Nothing has changed in the network topology that could bring this issue up. You say it happened when you defragged this disk?

What if you map the drive manually rather that going throgh a script (just one time to test). See if when you mapped the drive yourself if you get any better results. The reason I want you to try this is to make sure that the Full path is given in the script...


----------



## mohitgoyal

*Re: Mapped drive access is slow*

i had already scanned the drive but that was clean....as you said i had mapped the drive manually but the issue is same nothing changed.

i am not able to make out where it gone wrong..earlier that was working fine....


----------



## newhouse1390

*Re: Mapped drive access is slow*

Do you have trouble accessing the data locally? Could this be an issue with the NIC?

If this is a Production Server after hours plug machine to machine via the network (no switch/router) and see if this exists?

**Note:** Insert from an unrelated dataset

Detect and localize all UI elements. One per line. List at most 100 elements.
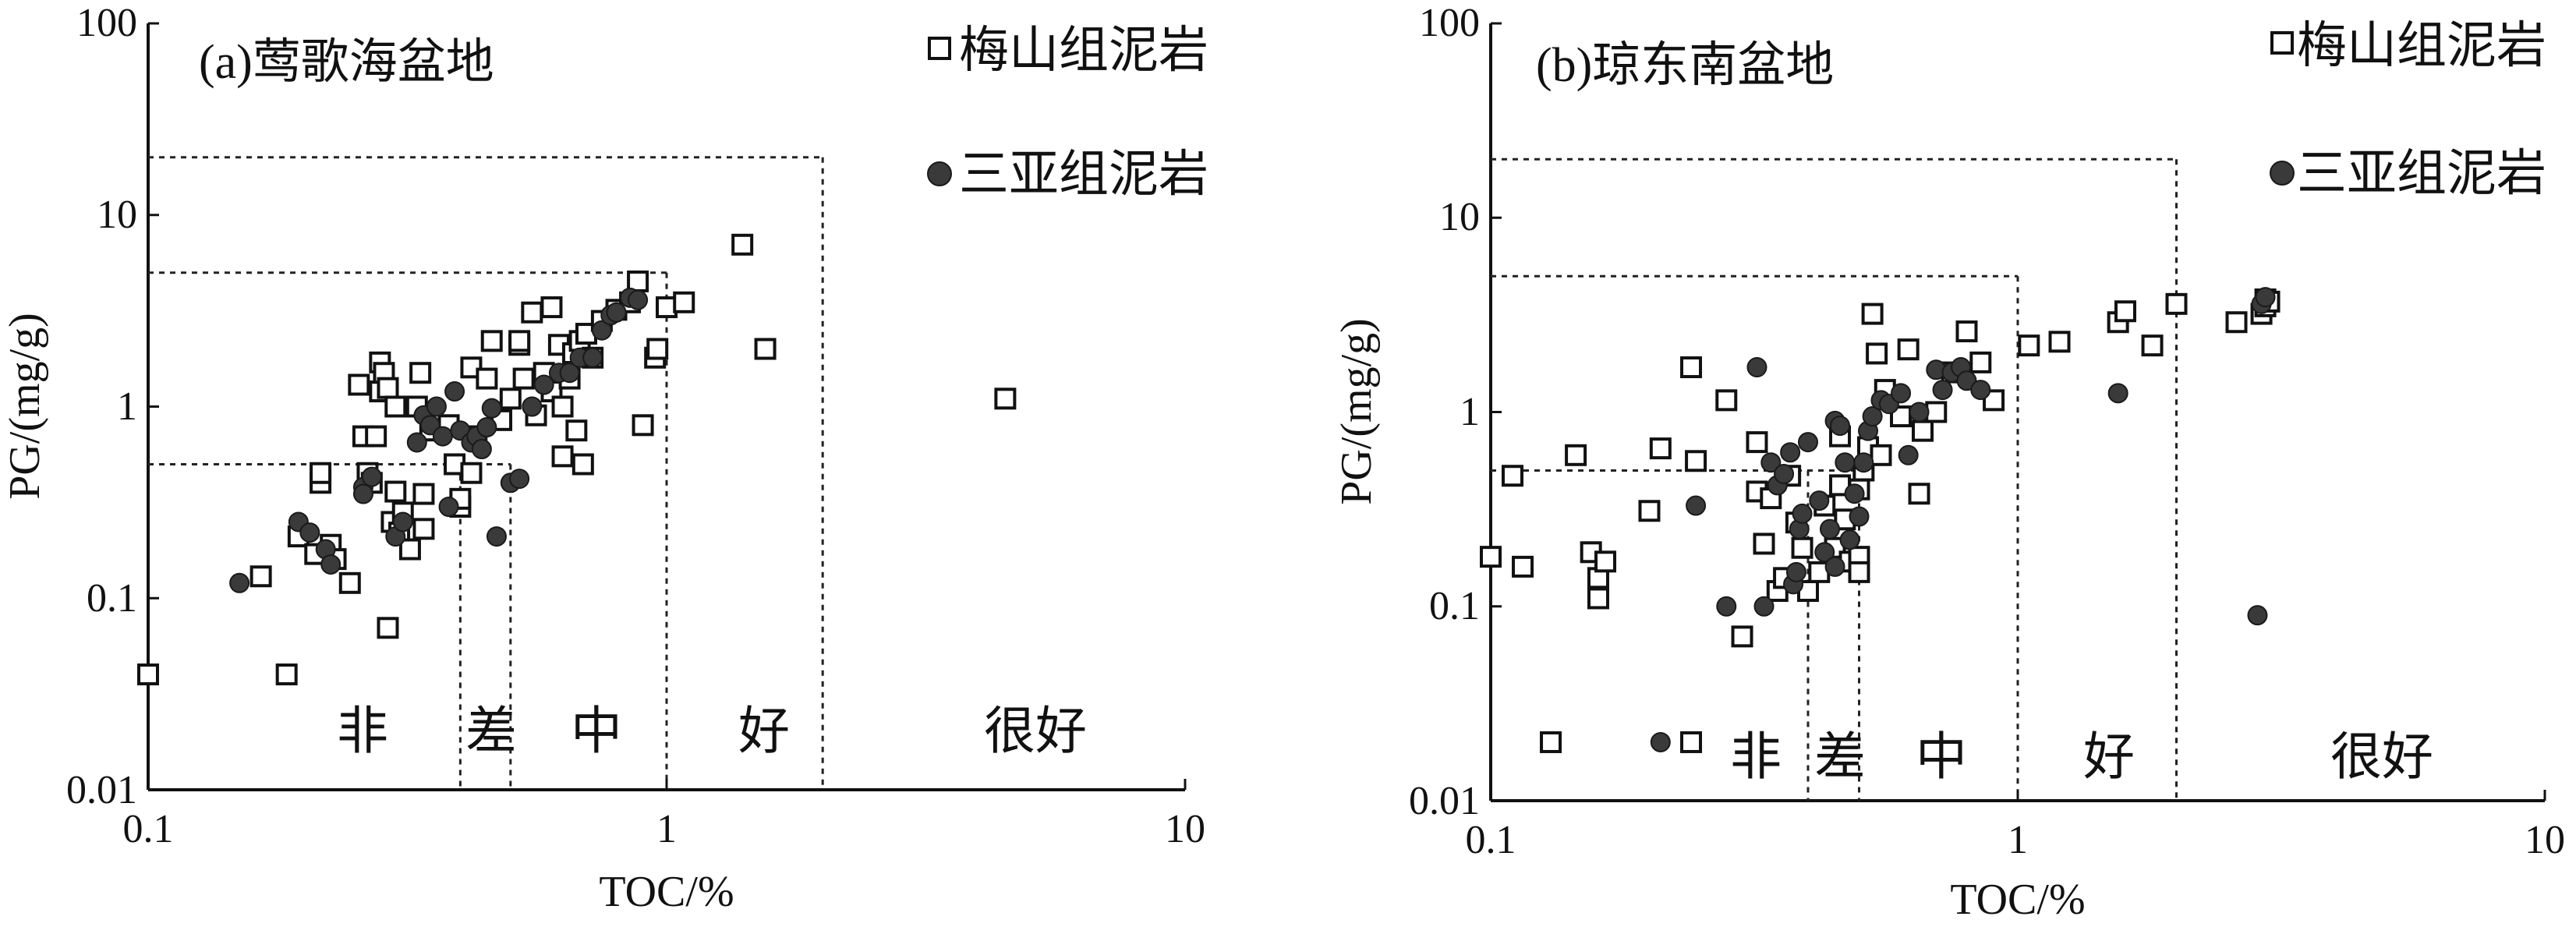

Is that possible for you? If not you may want to just by another NIC to see if that doesn't fix...I don;t think that are too expensive.


----------



## ecrocombe

*Re: Mapped drive access is slow*

Hello mohitgoyal

If you are mapping the drive to the computer name try to map it to the IP (\\172.16.200.15\data instead of \\server\data) or vice versa.

also flush your clients dns cache. its just to me sounds like dns/wins issue.
are you running wins? if so map the drives to the servers fully qualified domain name (\\server.domain.local\data).
is the clients default dns server your domains dns server? it could be timing out from another server and then resolving the name with a secondary dns server which is working?

the over expected network activity is normal as everytime a client asks for a resource from the server the server checks the ACL (Access Control List) for permissions, not just at loggon. this enabled administrators to change resource permissions in real-time and are effective immediantly.

Good Luck.

Ed


----------



## loesch8102

*Re: Mapped drive access is slow*

I was thinking DNS too. Maybe you have external DNS servers set for the clients along with local DNS. They might have to timeout before it can find the server name.


----------



## mohitgoyal

*Re: Mapped drive access is slow*

hey,
i am not using WINS server...and have tried by FQDN and mapping via IP address...but still the same..but yes as *loesch8102* suggested i have ane ISP DNS configured in clent machine as secondary server... i think i can remove it and can check it out...and wil update you guys


----------



## ecrocombe

*Re: Mapped drive access is slow*

hi mohitgoyal,

client's should proberly not be targeting an external dns server directly even if its only the seconday dns server as it does cause a security flaw and has an impact on your networks performance and stablility.

did you try any of my last suggestions??

Ed


----------



## mohitgoyal

*Re: Mapped drive access is slow*

hi,
this issue was solved upto certian extent but recently we had switched to leased line and it has become mendatory for us to use thier DNS IP address for successful access of internet abd if i do the same then same issue persists.More over machine of my boss which do nto have the External DNS setting is also giving same issue...this kind of problem has really pissed me off.
please help me out of it.


----------



## newhouse1390

*Re: Mapped drive access is slow*

Have we looked into the possibility of this being a bad NIC?


----------



## newhouse1390

*Re: Mapped drive access is slow*

Test this solution...

http://www.mcmaster.ca/ctl/slwebclient.htm


----------



## mohitgoyal

*Re: Mapped drive access is slow*

hey thankz a lot buddy...it resolved my issue.....thanks a tonz......
God bless you.


----------



## newhouse1390

*Re: Mapped drive access is slow*

Glad we could get it working again.


----------